INFLUENTIAL Tory think tank the Centre for Social Justice (CSJ) set out a sweeping blueprint for more schools privatisation yesterday in a new report claiming to be about “closing the divide” in education.

The CSJ, founded by social security axeman Iain Duncan Smith, hired a host of advisers including representatives from leading academy schools privateers to draw up a hotchpotch of new policy brainwaves.

Its hit list included a big push for charities to get involved in running free schools, a payment-by-results “national improvement programme” to encourage academy chains to take over schools in “disadvantaged” areas and extra powers for new regional schools commissioners to privatise local management.

Critics of policies which strip local authorities of control over education have long warned on the risks of emphasising “good” and “bad” provision rather than mixed-ability schooling as creating a system where some sites are set up to fail.
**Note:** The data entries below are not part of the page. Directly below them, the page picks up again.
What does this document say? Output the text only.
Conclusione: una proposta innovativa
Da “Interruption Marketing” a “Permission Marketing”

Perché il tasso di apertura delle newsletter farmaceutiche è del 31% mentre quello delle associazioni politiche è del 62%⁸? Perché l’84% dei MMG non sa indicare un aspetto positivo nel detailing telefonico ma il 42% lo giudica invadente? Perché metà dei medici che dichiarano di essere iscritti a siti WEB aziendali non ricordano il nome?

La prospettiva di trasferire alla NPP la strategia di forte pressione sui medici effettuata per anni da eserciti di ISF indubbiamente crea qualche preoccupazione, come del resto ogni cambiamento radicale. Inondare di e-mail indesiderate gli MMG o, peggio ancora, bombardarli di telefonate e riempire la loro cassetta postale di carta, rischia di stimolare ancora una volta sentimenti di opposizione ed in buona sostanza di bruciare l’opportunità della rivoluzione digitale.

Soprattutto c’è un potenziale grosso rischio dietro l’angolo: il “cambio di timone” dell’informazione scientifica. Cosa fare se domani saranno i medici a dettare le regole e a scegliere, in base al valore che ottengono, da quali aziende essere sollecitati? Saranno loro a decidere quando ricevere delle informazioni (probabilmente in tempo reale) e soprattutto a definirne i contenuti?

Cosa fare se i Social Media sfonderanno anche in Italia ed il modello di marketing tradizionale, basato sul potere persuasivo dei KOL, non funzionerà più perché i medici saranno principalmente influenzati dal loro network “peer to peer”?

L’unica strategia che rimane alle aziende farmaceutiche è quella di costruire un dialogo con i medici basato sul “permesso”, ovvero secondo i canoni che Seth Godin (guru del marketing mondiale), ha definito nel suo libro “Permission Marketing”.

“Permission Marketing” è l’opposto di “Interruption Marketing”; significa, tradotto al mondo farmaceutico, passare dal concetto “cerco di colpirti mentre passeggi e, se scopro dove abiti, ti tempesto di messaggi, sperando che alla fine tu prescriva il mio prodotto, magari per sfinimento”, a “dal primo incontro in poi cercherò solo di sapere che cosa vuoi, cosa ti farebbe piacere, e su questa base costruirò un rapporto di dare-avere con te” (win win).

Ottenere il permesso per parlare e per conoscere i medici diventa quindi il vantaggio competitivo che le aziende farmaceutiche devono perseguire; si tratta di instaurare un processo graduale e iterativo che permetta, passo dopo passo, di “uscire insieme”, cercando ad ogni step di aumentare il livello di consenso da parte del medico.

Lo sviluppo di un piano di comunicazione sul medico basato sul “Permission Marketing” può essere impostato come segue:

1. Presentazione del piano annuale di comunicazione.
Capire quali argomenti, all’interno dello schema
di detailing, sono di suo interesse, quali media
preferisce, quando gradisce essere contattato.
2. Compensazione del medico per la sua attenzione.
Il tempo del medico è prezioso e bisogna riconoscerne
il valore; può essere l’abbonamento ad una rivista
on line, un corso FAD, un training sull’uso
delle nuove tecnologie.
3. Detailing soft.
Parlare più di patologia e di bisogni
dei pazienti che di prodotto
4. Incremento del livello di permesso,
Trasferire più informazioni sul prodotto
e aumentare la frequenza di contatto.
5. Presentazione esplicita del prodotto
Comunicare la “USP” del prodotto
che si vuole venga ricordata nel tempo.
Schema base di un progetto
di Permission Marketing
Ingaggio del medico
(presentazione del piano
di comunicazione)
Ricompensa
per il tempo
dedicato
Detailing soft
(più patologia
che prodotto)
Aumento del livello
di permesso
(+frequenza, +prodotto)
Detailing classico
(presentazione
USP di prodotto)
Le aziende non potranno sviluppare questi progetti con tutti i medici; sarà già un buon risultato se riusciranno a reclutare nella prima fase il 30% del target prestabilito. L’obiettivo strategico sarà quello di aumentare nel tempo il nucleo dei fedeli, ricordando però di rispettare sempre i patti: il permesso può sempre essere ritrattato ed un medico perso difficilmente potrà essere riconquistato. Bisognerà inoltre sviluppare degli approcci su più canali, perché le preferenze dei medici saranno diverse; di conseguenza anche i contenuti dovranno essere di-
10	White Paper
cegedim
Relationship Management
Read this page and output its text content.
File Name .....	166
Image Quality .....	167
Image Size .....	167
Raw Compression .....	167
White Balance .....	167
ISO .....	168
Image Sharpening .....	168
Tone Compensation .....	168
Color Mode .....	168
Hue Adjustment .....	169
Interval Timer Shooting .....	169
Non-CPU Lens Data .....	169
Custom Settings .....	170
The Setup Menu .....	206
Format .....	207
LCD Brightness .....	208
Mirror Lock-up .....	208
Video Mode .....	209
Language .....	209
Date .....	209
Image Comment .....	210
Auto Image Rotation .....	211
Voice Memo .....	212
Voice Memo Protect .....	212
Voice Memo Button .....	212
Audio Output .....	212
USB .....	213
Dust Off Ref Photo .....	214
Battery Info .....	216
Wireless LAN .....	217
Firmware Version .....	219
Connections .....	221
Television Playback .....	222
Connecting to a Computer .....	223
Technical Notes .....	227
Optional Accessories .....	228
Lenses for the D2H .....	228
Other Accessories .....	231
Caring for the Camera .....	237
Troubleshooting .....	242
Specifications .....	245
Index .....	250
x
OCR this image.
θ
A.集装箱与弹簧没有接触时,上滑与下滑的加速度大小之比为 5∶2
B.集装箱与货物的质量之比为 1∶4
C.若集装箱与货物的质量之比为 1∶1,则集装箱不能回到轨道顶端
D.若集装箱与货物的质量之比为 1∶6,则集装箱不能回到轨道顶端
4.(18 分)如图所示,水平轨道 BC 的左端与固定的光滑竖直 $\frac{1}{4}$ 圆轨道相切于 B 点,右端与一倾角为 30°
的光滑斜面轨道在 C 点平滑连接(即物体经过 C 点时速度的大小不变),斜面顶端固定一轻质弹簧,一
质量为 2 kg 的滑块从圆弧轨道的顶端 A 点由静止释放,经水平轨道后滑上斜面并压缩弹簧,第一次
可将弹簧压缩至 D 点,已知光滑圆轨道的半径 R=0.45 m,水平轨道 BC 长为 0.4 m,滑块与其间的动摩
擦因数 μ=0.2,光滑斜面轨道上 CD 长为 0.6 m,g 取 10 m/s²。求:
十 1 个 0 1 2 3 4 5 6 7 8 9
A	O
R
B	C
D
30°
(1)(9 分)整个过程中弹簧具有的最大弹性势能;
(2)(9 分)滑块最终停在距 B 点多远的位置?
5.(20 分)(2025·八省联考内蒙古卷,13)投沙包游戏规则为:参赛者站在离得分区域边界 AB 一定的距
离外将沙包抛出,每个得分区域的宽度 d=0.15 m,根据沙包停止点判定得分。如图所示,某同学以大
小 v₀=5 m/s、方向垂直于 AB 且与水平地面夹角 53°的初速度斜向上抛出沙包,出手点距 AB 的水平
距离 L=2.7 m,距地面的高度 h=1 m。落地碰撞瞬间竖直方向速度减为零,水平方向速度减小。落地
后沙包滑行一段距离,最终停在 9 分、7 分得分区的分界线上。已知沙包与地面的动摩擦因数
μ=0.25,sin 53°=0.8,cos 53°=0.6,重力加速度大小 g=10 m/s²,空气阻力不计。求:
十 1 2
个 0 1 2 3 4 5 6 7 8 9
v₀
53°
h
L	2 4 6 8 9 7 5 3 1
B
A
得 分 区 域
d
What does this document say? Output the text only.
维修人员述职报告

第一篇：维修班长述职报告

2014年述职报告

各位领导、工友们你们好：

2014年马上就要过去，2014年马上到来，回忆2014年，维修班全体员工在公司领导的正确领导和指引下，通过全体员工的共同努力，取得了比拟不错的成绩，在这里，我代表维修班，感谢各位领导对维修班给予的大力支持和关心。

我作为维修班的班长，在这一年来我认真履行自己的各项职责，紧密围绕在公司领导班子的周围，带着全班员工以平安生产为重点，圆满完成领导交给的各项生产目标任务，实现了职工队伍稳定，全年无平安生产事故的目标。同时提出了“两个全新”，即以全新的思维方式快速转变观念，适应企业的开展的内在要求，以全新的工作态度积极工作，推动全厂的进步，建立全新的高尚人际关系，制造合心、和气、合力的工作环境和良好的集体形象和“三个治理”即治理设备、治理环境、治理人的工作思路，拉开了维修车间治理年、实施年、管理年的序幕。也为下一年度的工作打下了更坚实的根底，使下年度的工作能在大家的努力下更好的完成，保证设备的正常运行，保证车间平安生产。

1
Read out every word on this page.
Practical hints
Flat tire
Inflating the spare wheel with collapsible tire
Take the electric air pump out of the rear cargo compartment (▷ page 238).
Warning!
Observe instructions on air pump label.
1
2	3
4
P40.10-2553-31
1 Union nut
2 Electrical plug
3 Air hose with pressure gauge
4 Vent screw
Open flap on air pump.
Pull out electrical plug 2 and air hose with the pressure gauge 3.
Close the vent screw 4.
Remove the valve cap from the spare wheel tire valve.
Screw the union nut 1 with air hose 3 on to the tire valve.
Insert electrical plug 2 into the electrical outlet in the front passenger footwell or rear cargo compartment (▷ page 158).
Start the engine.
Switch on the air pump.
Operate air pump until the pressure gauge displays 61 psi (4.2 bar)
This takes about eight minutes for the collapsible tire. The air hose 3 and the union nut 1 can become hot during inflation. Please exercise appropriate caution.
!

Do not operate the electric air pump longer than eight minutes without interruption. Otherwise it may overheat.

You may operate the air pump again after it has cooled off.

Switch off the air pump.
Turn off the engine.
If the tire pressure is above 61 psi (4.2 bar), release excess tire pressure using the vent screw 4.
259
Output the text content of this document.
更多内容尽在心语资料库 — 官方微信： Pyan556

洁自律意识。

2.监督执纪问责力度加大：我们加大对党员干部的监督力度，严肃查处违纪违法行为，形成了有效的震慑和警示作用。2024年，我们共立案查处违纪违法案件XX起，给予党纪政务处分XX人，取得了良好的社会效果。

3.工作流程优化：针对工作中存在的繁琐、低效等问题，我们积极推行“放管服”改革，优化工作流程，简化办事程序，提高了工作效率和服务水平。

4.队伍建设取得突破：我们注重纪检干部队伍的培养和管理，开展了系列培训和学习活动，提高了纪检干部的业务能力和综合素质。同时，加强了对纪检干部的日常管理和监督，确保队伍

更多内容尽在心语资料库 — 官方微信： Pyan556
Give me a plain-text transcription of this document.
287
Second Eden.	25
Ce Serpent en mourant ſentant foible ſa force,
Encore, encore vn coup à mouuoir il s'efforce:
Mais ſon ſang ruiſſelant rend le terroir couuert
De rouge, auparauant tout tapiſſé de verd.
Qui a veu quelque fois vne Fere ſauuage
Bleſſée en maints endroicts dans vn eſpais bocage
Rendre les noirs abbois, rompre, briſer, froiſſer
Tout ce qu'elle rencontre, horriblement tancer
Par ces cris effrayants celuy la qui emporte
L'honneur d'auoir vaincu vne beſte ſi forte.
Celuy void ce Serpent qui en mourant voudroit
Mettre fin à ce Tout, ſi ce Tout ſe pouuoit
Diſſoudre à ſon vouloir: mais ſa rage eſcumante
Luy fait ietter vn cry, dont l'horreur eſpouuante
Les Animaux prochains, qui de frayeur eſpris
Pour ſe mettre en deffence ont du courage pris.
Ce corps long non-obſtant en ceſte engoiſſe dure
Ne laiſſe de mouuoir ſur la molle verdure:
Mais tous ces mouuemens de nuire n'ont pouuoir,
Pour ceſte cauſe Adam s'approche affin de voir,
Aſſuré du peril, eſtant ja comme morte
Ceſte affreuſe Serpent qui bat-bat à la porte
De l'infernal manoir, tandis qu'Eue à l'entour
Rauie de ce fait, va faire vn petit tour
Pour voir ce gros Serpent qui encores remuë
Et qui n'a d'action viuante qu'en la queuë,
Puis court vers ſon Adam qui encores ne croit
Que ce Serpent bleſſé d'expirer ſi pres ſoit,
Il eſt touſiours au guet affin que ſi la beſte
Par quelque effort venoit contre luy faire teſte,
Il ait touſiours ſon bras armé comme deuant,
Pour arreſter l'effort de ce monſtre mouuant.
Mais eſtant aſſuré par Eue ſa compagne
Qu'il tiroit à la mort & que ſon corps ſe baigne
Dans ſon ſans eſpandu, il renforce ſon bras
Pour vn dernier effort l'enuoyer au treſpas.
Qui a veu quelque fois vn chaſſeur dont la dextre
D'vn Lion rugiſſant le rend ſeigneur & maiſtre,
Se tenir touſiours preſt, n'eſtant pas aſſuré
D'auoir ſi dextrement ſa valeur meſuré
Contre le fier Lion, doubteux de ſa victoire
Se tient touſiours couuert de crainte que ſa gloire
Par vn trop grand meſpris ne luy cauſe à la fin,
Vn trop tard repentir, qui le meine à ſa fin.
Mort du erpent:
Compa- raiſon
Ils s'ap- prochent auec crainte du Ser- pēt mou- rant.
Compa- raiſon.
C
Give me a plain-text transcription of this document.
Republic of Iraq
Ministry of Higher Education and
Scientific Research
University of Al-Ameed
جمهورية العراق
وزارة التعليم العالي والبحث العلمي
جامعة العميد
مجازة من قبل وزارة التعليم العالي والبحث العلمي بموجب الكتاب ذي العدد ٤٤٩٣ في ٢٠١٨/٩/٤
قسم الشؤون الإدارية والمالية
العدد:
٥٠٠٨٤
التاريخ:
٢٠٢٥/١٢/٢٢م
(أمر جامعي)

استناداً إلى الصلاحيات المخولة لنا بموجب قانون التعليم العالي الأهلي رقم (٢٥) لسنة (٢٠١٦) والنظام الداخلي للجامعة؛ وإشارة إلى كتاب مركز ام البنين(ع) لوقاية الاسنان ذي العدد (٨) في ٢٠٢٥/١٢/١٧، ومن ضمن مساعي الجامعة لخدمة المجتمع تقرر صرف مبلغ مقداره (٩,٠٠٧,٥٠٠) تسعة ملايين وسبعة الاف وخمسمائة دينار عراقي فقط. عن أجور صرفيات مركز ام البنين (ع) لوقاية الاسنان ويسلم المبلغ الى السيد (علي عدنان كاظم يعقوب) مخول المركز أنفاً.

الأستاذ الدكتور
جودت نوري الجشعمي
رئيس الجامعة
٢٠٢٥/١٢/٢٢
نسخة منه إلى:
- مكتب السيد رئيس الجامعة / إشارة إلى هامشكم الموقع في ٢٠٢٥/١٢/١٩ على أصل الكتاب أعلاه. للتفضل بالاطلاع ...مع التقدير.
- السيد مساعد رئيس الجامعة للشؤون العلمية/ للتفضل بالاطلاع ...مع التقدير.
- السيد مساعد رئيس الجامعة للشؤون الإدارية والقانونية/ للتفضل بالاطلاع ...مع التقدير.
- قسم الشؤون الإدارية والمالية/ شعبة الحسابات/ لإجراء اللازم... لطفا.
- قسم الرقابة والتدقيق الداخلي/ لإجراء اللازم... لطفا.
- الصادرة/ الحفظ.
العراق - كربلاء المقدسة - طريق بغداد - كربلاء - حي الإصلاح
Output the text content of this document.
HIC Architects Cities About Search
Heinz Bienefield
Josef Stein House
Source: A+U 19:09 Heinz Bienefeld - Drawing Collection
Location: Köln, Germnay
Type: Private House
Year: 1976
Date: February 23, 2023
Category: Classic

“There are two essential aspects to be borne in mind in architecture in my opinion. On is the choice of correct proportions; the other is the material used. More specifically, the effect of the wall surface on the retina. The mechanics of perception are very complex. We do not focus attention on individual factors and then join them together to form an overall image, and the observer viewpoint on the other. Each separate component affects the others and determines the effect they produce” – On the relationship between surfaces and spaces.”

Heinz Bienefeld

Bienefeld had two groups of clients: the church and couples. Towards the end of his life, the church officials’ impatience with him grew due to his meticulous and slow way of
The government boasted yesterday that 250 free schools — privately run but funded with millions from state education budgets — have opened since 2010.

But even the CSJ report’s pro-privatisation authors, which include figures from academy chains Ark, Leaf and Lead as well as Deutsche Bank, acknowledge that free schools are opening in poorer areas but sucking up the wealthiest and most academically gifted children.

“Many of the existing free schools are not always serving pupils representative of the areas in which they are situated,” they complain.

And the National Union of Teachers (NUT) said that any claim that greater private-sector involvement would address differences in pupils’ grades was missing the point.

It warned that “there is no evidence that school types — including academies, free schools and faith schools — have been effective in tackling disadvantage in education.”

“Education inequality will not be ended until the wider problem of child poverty is eradicated,” said NUT deputy general secretary Kevin Courtney.

“Britain has a growing gap between the wealthiest and least well off families — a shameful fact that the government should address as a matter of urgency if it is serious about improving educational outcomes for children from poor families.”